Acuna’s refusal to sell her land to the U.S. mining giant is testimony to her resilience and she has effectively halted the company’s US$4.8 billion plans. A spokesperson for Newmont released a statement saying it does not anticipate developing the mine in the foreseeable future.

Although the mother of four played a key role in thwarting the creation of the mine she received support from a network of national and international campaign groups.

Acuna accrued aid from Belgian charity Catapa, which ran a crowdfunding campaign late last year to raise money to buy her some cows to supplement her income.

Meanwhile, the Dublin-based Frontline Defenders charity brought the 47-year-old’s case to the attention of institutions such as the Inter-American Commission for Human Rights as her fight against the mine went global.

“Solidarity is essential. It’s the only way of bringing a counterweight to the power of economic might and the power of corruption,” says Mirtha Vasquez, a lawyer with Peru-based charity Grufides, which offers legal assistance to landholders threatened by extractive projects.
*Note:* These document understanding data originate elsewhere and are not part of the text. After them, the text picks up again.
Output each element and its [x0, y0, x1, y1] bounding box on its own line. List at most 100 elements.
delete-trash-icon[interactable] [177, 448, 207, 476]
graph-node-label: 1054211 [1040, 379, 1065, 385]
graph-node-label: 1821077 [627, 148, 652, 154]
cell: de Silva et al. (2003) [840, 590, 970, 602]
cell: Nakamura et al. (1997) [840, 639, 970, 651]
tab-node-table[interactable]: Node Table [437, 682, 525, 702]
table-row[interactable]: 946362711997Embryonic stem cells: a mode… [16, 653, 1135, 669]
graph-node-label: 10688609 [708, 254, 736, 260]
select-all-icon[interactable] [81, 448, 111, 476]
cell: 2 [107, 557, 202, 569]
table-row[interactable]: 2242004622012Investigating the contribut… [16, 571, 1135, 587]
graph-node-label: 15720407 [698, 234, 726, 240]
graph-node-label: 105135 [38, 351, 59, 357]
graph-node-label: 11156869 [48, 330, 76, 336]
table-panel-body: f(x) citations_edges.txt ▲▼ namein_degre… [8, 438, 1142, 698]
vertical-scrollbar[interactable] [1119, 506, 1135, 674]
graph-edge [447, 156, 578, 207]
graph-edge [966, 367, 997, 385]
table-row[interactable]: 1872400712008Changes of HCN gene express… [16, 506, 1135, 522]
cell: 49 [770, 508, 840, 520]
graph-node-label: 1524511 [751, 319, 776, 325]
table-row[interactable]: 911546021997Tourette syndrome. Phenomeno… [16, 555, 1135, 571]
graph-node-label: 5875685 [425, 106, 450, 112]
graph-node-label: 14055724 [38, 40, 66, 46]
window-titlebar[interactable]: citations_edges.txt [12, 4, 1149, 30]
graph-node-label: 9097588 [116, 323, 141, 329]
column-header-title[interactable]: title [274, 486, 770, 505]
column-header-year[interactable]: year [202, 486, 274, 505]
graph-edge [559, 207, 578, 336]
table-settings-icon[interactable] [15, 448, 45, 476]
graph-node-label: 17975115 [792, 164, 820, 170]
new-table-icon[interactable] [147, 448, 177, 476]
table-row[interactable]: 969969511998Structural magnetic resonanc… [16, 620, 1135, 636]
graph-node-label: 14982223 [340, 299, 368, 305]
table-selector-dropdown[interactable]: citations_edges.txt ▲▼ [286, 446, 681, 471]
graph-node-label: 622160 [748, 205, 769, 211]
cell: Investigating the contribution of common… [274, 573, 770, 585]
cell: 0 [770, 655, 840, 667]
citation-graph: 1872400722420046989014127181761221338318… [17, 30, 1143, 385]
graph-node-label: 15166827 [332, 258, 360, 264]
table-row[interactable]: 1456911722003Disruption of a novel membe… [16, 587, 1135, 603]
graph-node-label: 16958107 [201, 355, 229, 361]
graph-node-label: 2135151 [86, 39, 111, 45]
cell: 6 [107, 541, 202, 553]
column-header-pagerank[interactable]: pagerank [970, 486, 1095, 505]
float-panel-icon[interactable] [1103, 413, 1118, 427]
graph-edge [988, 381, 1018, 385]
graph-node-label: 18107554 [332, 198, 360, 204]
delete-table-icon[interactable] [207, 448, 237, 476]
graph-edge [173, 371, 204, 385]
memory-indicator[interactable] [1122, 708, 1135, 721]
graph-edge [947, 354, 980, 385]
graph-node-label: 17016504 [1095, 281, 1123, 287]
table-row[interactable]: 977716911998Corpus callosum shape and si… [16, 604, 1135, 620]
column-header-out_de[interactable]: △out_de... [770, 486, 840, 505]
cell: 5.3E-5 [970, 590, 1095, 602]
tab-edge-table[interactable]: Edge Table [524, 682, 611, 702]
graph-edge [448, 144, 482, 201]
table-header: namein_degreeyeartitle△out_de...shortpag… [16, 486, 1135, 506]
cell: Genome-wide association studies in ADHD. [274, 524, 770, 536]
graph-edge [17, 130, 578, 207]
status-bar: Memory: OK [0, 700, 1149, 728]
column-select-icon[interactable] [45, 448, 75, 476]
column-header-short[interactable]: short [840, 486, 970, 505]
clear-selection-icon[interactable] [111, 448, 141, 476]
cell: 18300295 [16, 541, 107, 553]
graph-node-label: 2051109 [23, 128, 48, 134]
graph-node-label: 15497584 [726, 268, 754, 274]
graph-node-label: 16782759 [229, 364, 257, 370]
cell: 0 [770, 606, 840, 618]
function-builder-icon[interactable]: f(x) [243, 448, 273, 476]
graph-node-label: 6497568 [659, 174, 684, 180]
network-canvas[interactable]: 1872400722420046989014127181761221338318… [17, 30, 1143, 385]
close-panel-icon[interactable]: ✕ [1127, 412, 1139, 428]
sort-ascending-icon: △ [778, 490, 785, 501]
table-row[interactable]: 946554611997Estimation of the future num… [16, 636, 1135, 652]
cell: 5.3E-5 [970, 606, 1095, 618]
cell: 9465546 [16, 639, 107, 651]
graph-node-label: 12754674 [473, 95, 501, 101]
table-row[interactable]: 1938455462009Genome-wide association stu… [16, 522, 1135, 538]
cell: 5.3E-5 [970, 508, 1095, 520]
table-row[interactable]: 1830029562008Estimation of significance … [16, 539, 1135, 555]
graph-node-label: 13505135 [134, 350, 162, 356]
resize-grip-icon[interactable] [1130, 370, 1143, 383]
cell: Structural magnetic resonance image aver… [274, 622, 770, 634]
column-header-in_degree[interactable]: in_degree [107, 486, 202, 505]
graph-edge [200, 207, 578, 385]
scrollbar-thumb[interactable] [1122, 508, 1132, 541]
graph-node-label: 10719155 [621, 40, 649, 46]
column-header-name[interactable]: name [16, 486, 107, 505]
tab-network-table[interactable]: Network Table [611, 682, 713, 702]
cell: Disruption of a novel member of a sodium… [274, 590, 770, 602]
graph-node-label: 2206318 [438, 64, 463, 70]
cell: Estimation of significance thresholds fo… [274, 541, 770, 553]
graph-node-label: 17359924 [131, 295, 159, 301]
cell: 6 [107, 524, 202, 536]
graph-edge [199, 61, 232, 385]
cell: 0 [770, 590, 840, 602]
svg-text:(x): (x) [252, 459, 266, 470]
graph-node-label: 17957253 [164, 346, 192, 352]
Maxima Acuna, a Peruvian farmer, mother of four and grandmother, won the Goldman Environmental Prize for South and Central America | 2016 Goldman Environmental Prize

Acuna says she and her daughter have suffered physical assaults, surveillance and have been taken to court multiple times by Yanacocha officials. She has also seen her crops “peacefully” destroyed in the past few months by Newmont’s joint venture, who say she was occupying the land illegally despite a judicial ruling that supported her land claim.

However, her resilience has paid off. The company appears to have given up its bid to create the mine and she picked up the Goldman prize, the world’s most prestigious environmental award in San Francisco Tuesday. She was given the prize for preventing the mine from destroying the two highland lagoons, her farm, and a supply of fresh water for thousands more people.

"I stayed on my land and wouldn't leave," Acuna told the Thomson Reuters Foundation in a conference call. "Harassment from the mine and security guards is still heavy."

Each of the six winners for 2016 from across the world will receive US$175,000 to support their environmental activism and continuing local campaigns.